OBJECTIVE: Depression after stroke and myocardial infarction (MI) is common but often assumed to be undertreated without reliable evidence being available. Thus, we aimed to determine treatment rates and investigate the application of guidelines in these conditions. METHODS: Databases MEDLINE, EMBASE, PsycInfo, Web of Science, CINAHL, and Scopus were systematically searched without language restriction from inception to June 30, 2017. Prospective observational studies with consecutive recruitment reporting any antidepressant treatment in adults with depression after stroke or MI were included. Random-effects models were used to calculate pooled estimates of treatment rates. RESULTS: Fifty-five studies reported 32 stroke cohorts (n = 8938; pooled frequency of depression = 34%, 95% confidence interval [CI] = 29%-38%) and 17 MI cohorts (n = 10,767; pooled frequency of depression = 24%, 95% CI = 20%-28%).

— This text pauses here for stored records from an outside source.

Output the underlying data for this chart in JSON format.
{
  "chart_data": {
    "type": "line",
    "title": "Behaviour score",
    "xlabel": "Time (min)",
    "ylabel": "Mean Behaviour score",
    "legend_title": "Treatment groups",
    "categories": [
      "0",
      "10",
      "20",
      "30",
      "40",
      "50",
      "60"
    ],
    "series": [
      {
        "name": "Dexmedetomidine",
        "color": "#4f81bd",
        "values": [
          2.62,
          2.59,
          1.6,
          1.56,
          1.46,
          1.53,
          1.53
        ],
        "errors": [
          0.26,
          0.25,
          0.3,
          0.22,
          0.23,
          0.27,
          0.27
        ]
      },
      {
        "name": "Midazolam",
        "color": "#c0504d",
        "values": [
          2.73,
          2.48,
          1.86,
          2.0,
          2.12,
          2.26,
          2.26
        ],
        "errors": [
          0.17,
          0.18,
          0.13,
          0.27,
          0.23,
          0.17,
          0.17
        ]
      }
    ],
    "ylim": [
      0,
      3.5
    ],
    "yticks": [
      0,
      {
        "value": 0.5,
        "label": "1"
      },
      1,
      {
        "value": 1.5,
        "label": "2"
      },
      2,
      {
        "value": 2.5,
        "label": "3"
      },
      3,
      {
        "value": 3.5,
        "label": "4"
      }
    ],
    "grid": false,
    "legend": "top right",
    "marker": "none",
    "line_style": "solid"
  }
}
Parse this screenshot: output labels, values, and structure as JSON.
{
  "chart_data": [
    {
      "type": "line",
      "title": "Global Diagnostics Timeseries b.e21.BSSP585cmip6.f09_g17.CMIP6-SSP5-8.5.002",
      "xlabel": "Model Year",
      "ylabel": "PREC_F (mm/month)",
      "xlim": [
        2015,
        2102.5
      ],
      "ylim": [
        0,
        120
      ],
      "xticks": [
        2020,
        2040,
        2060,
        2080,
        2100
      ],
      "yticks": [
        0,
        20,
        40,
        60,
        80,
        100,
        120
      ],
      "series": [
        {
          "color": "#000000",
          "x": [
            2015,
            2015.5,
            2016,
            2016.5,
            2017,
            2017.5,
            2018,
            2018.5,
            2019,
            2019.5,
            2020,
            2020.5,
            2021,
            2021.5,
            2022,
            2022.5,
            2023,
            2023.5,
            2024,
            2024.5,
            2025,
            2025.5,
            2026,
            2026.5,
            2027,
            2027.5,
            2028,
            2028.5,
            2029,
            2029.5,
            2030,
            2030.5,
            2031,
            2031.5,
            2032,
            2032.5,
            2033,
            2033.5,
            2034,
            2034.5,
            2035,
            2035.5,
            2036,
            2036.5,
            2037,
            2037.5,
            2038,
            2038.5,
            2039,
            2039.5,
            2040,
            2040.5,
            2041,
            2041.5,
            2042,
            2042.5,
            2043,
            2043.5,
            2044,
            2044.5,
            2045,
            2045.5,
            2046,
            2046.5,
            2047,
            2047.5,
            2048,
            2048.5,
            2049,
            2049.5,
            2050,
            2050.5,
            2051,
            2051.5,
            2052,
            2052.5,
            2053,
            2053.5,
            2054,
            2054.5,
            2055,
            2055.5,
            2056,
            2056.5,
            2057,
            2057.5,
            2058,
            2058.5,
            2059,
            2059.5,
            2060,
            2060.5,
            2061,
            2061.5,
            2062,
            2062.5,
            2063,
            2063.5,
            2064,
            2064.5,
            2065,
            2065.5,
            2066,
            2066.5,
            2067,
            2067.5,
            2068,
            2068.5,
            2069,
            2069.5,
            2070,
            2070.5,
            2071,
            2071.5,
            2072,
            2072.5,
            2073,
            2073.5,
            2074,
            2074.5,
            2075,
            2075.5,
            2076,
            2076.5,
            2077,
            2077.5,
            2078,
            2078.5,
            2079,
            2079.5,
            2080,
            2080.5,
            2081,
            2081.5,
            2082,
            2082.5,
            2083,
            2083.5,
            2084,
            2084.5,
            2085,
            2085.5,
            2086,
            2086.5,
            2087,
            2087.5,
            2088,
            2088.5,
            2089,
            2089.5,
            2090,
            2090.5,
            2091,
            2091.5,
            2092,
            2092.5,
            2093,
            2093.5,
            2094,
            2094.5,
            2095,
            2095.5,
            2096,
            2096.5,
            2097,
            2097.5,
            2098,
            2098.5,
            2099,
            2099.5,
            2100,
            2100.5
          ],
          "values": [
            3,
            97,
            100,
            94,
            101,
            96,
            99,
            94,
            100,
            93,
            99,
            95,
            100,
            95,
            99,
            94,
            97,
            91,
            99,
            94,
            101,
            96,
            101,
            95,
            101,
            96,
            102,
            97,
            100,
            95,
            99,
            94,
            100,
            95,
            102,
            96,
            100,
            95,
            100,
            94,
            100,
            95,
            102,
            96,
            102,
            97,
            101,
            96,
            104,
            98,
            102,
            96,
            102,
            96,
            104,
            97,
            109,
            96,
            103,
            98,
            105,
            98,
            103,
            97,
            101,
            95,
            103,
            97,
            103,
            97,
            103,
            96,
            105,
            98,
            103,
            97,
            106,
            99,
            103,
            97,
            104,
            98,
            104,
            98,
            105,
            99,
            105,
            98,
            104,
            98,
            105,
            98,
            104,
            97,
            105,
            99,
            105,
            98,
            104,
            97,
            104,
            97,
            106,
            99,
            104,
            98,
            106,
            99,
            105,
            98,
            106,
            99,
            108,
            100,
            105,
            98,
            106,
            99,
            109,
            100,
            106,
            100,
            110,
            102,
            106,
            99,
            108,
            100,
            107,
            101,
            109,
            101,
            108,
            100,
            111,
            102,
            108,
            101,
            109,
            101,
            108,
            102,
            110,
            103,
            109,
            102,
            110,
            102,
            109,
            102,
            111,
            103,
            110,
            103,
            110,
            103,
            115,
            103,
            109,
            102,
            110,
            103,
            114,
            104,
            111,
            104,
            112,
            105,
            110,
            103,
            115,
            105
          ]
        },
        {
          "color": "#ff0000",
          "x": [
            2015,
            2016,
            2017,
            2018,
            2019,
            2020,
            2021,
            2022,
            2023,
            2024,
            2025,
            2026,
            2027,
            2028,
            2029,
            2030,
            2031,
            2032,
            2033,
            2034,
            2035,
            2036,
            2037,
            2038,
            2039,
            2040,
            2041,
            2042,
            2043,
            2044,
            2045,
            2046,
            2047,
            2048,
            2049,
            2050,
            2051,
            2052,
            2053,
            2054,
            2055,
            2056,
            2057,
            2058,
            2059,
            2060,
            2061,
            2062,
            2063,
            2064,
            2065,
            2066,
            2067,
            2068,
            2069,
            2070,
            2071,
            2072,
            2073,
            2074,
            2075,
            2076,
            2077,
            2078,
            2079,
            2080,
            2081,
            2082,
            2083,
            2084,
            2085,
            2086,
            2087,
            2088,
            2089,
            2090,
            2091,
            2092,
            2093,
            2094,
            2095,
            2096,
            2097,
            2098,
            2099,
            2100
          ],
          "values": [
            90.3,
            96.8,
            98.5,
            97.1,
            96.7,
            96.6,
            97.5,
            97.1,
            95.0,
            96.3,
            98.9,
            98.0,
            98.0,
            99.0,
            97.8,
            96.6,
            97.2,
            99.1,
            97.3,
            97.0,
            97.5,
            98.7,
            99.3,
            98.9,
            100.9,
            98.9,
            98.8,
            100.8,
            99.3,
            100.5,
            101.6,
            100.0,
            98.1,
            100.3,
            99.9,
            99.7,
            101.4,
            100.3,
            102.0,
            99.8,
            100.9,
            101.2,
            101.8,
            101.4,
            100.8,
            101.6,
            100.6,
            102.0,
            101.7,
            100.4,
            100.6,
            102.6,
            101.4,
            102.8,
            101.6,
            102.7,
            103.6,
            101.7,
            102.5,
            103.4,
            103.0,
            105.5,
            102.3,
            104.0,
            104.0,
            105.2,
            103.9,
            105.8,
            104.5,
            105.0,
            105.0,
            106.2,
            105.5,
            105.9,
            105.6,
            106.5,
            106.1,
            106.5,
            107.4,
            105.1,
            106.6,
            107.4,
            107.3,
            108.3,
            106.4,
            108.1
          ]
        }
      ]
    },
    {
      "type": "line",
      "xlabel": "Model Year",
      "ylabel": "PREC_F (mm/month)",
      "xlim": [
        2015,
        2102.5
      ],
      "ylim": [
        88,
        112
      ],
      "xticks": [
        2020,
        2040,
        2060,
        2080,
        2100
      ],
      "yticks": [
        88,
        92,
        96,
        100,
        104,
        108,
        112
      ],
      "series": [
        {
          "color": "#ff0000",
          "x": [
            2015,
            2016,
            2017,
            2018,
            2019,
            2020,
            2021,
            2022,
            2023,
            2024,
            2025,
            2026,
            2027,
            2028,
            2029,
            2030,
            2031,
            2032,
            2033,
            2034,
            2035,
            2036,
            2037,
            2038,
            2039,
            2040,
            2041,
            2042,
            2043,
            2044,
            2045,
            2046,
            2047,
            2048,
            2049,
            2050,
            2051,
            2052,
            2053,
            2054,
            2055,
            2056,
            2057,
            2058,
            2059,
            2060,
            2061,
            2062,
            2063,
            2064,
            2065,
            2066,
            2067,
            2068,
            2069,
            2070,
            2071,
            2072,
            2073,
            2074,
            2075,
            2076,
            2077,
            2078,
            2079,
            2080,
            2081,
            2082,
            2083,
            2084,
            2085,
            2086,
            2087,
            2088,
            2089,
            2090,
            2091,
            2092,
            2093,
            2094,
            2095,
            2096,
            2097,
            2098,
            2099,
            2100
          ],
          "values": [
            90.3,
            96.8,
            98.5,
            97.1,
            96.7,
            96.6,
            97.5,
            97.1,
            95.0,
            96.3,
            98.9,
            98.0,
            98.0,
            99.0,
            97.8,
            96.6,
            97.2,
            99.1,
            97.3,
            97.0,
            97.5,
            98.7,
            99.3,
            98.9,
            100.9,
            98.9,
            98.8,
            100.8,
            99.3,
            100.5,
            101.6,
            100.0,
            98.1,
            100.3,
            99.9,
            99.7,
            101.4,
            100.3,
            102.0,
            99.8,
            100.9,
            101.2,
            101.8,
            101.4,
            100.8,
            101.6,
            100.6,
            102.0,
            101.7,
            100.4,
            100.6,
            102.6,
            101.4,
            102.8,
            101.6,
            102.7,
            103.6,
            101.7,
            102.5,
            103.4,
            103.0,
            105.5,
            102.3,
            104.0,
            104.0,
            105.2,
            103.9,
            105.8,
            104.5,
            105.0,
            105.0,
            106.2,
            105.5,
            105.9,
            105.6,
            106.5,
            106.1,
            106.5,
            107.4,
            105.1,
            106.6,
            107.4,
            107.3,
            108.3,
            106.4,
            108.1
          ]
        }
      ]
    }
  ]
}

In 29 stroke cohorts, 24% (95% CI = 20%-27%) of 2280 depressed people used antidepressant medication. In 15 MI cohorts, 14% (95% CI = 8%-19%) of 2381 depressed people used antidepressant medication indicating a lower treatment rate than in stroke. Two studies reported use of psychosocial interventions, indicating that less than 10% of participants were treated. CONCLUSIONS: Despite the high frequency of depression after stroke and MI and the existence of efficacious treatment strategies, people often remain untreated. Innovative strategies are needed to increase the use of effective antidepressive interventions in patients with cardiovascular disease.